The excerpts from the Ailey dances the three performers chose had a subtext that could be summed up in a single word: overcoming. The dances were overtly about racism or the diminishment of women, but the kids easily applied the messages to their own situations.

"It's always very emotional coming here," says Bozeman. "I actually have a brother who's autistic, and I feel so connected to these kids. Their spirit is so bright. It's so refreshing just to see them move. I could just sit and just talk to them all day.

"We tour so much, and we dance so much, so often times we don't get that opportunity to have that one on one or that interaction in an intimate setting. So being here is so refreshing. They may have some limitations, but in their minds, they're not limited."

The students possess a full range of disabilities, but from another perspective, you could equally say that they possess a full range of abilities. In addition to academics, Cotting School offers art, music, computers, and sports in facilities that would make most schools, public and private, envious.

And the kids really love to dance.

"The first time I led the group here," Boykin says, "we didn't do audience participation. One little girl was in the back, waving. She said, 'What happened? I brought my dance shoes!'

"It broke my heart," Boykin recalls. "I said to myself, that's selfish of me to think that because they might not be capable, we shouldn't offer audience participation. In fact, they're completely capable. They are here in this environment that loves them just how they are. And in their minds they can do anything.

"When those wheelchairs roll out," she adds, "when their guides come with them, it changes everything, because if a finger can move, they're a part of it. And you see it and it breaks us, but it breaks us in the right way. That's because we're reminded that not everything is as easy for other people as it is for us."

Talking with the dancers after the visit/performance makes one wonder who gets more out of the experience - the students or the dancers.
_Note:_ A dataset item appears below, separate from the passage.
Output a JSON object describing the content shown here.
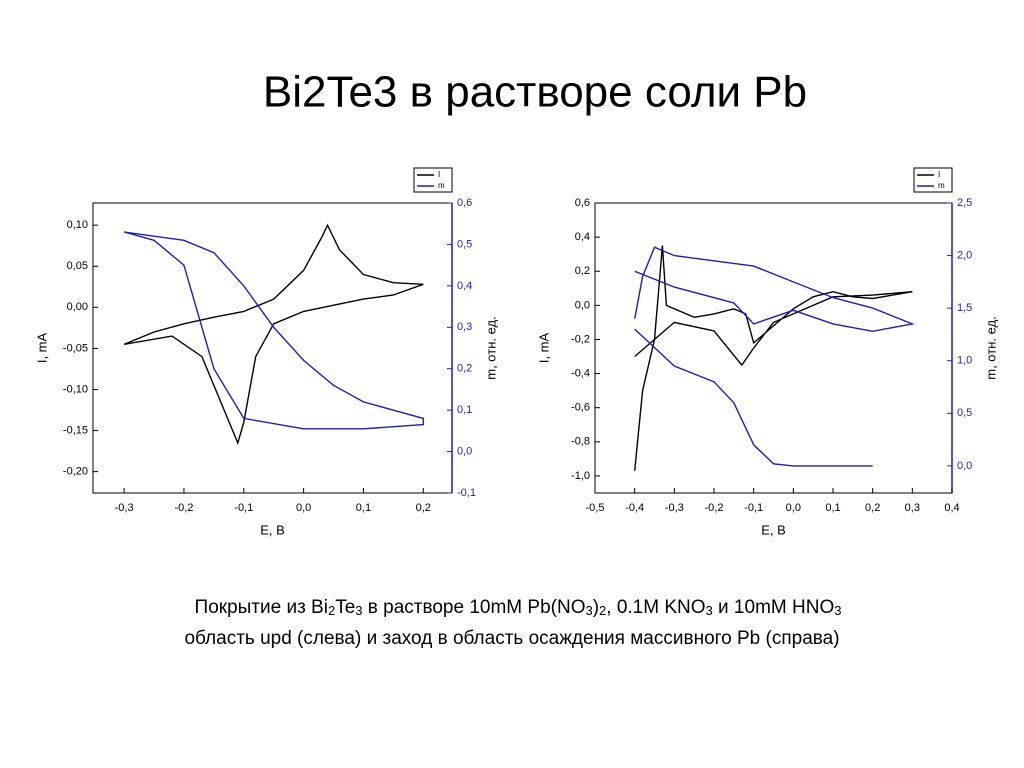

"It is just so inspiring to see how dance is in everybody," Harris says. " You don't have to train to be a dancer. We work hard at dance, of course, but these kids, they come up on the stage and they find just as much story, just as much love in it as we do. It brings them freedom. It brings that into my heart watching them do it."

Boykin performed an excerpt from a ballet honoring Odetta, the singer known as "the Voice of the Civil Rights Movement." The dance features the singer's words admonishing people not to play small as they go through their lives. At the Cotting performance, Odetta's words affected Boykin to the point where she thought she might not be able to finish the dance.

"Odetta's asking," Boykin says, "'Who are we to lower ourselves to make other people feel good about themselves, by taking a back seat to them? When we actually take our rightful place, then people are uplifted by what we do.'

"And what Odetta said made so much sense to me as I was dancing," Boykin adds. "It was so impactful walking forward today with those kids watching, listening to her say those words.

"I was like, 'Is this a good idea, girl? Are you gonna make it through? It was interesting just to see if I could finish the ballet."

After the audience participation number, the Ailey dancers performed excerpts from the troupe's signature number, Revelations, and they rocked the house.

"It's good for our soul, too," Bozeman adds. "Just because we get to give back. That was one of Mr. Ailey's missions -- that dance came from the people and it should be given back to people. All people. Including the kids at Cotting School."

Ailey's visits to the Cotting School have been sponsored by the Peabody Foundation of Framingham for the past 20 years.

The Alvin Ailey American Dance Theater appears at the Citi Wang Theatre March 26-29 as part of the Celebrity Series of Boston.